Smith Lorraine, Bosnic-Anticevich Sinthia Z, Mitchell Bernadette, Saini Bandana, Krass Ines, Armour Carol
The University of Sydney, Sydney, NSW, Australia.
Soc Sci Med. 2007 Apr;64(7):1501-11. doi: 10.1016/j.socscimed.2006.11.006. Epub 2007 Jan 2.

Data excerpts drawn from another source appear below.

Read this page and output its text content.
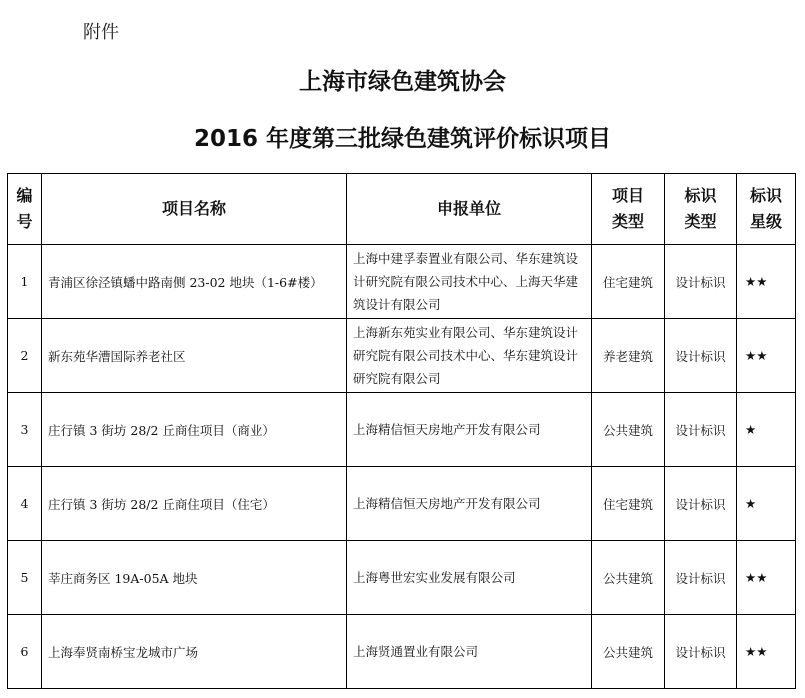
附件
上海市绿色建筑协会
2016 年度第三批绿色建筑评价标识项目
编号	项目名称	申报单位	项目类型	标识类型	标识星级
1	青浦区徐泾镇蟠中路南侧 23-02 地块（1-6#楼）	上海中建孚泰置业有限公司、华东建筑设计研究院有限公司技术中心、上海天华建筑设计有限公司	住宅建筑	设计标识	★★
2	新东苑华漕国际养老社区	上海新东苑实业有限公司、华东建筑设计研究院有限公司技术中心、华东建筑设计研究院有限公司	养老建筑	设计标识	★★
3	庄行镇 3 街坊 28/2 丘商住项目（商业）	上海精信恒天房地产开发有限公司	公共建筑	设计标识	★
4	庄行镇 3 街坊 28/2 丘商住项目（住宅）	上海精信恒天房地产开发有限公司	住宅建筑	设计标识	★
5	莘庄商务区 19A-05A 地块	上海粤世宏实业发展有限公司	公共建筑	设计标识	★★
6	上海奉贤南桥宝龙城市广场	上海贤通置业有限公司	公共建筑	设计标识	★★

Asthma affects a considerable proportion of the population worldwide and presents a significant health problem in Australia. Given its chronic nature, effective asthma self-management approaches are important. However, despite research and interventions targeting its treatment, the management of asthma remains problematic. This study aimed to develop, from a theoretical basis, an asthma self-management model and implement it in an Australian community pharmacy setting in metropolitan Sydney, using a controlled, parallel-groups repeated-measures design. Trained pharmacists delivered a structured, step-wise, patient-focused asthma self-management program to adult participants over a 9-month period focusing on identification of asthma problems, goal setting and strategy development. Data on process- clinical- and psychosocial-outcome measures were gathered. Results showed that participants set an average of four new goals and six repeated goals over the course of the intervention. Most common goal-related themes included asthma triggers, asthma control and medications. An average of nine strategies per participant was developed to achieve the set goals. Common strategies involved visiting a medical practitioner for review of medications, improving adherence to medications and using medications before exercise. Clinical and psychosocial outcomes indicated significant improvements over time in asthma symptom control, asthma-related self-efficacy and quality of life, and negative affect. These results suggest that an asthma self-management model of illness behaviour has the potential to provide patients with a range of process skills for self-management, and deliver improvements in clinical and psychosocial indicators of asthma control. The results also indicate the capacity for the effective delivery of such an intervention by pharmacists in Australian community pharmacy settings.
哮喘影响着全球相当一部分人口,在澳大利亚也是一个重大的健康问题。鉴于其慢性本质,有效的哮喘自我管理方法很重要。然而,尽管针对其治疗进行了研究和干预,但哮喘的管理仍然存在问题。本研究旨在从理论基础出发,开发一种哮喘自我管理模型,并在悉尼大都市的澳大利亚社区药房环境中实施,采用对照、平行组重复测量设计。经过培训的药剂师在9个月的时间里为成年参与者提供了一个结构化、逐步、以患者为中心的哮喘自我管理项目,重点是识别哮喘问题、设定目标和制定策略。收集了关于过程、临床和心理社会结果指标的数据。结果显示,在干预过程中,参与者平均设定了4个新目标和6个重复目标。最常见的与目标相关的主题包括哮喘触发因素、哮喘控制和药物治疗。每位参与者平均制定了9种策略来实现设定的目标。常见策略包括拜访医生以审查药物、提高药物依从性以及在运动前使用药物。临床和心理社会结果表明,随着时间的推移,哮喘症状控制、哮喘相关自我效能感和生活质量以及负面影响都有显著改善。这些结果表明,一种疾病行为的哮喘自我管理模型有可能为患者提供一系列自我管理的过程技能,并改善哮喘控制的临床和心理社会指标。结果还表明药剂师在澳大利亚社区药房环境中有效实施这种干预的能力。